What are Antarctic Krill?

Antarctic Krill is a relation to prawns and yabbies. They are an important sea life food in the Antarctic feeding system. There are 85 species of krill yet only 5 live in the Antarctic waters. They have 30 thousand krill swimming in one group. Scientists estimate that there are 500 million tones of krill in the southern ocean. WOW!

What do they look like?

They have black crystal like eyes with blood orange body. They have a transparent shell which they shed every month. Their shell can protect them from the cold. They look like smaller versions of shrimp and yabbies.

What do they eat?

Antarctic krill eat a type plant called phytoplankton in Summer and Autumn. They eat algae growing under the ice in Winter and Spring. When they eat algae they starve causing them to shrink. They will be smaller then their usual size which is 6cm in length and 2cm to 3cm in height. They might even weight less then their usual weight, 2 grams. They can survive without food for 200 days.

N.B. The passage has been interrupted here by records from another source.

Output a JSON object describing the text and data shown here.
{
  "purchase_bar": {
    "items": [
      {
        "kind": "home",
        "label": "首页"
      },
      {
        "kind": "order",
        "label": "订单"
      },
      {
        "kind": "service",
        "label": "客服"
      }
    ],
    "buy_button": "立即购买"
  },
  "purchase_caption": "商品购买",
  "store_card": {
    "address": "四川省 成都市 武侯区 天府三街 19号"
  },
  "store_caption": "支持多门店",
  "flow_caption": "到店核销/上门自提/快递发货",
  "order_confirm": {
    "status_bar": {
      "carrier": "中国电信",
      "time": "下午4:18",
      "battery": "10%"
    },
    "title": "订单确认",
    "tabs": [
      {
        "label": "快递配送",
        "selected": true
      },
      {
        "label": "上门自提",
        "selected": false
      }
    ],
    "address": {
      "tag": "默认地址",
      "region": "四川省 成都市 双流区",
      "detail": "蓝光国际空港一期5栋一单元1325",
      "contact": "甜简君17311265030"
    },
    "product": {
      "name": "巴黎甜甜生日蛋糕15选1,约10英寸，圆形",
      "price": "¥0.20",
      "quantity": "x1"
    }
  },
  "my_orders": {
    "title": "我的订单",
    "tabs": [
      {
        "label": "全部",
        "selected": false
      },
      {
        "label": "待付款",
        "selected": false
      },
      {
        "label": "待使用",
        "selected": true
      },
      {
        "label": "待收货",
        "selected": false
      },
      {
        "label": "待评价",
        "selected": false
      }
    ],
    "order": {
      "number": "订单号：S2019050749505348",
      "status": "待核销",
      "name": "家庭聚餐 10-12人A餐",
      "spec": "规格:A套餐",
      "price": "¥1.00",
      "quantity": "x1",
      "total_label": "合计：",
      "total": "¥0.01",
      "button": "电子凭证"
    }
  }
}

How do they adapt to the Antarctic environment?

They adapt to the environment in a strange way. They stay in the icy waters under the ice until night to avoid predators. They can detect fast moving objects such as Killer Whales. Their predators are seals, whales, seabirds, fish, squid and other large Antarctic animals.

What is their life cycle?

The female lays ten thousand eggs starting a new life cycle. Then they hatch into little babies called nauplii which are tiny. They start feeding when they grow into calyptopis. Then they grow into funcilia which are children. They grow into teenagers called juveniles which means they start moulting. Moulting means to shred skin. They grow to adults which means they start mating. The female lays eggs again causing they life cycle to start again.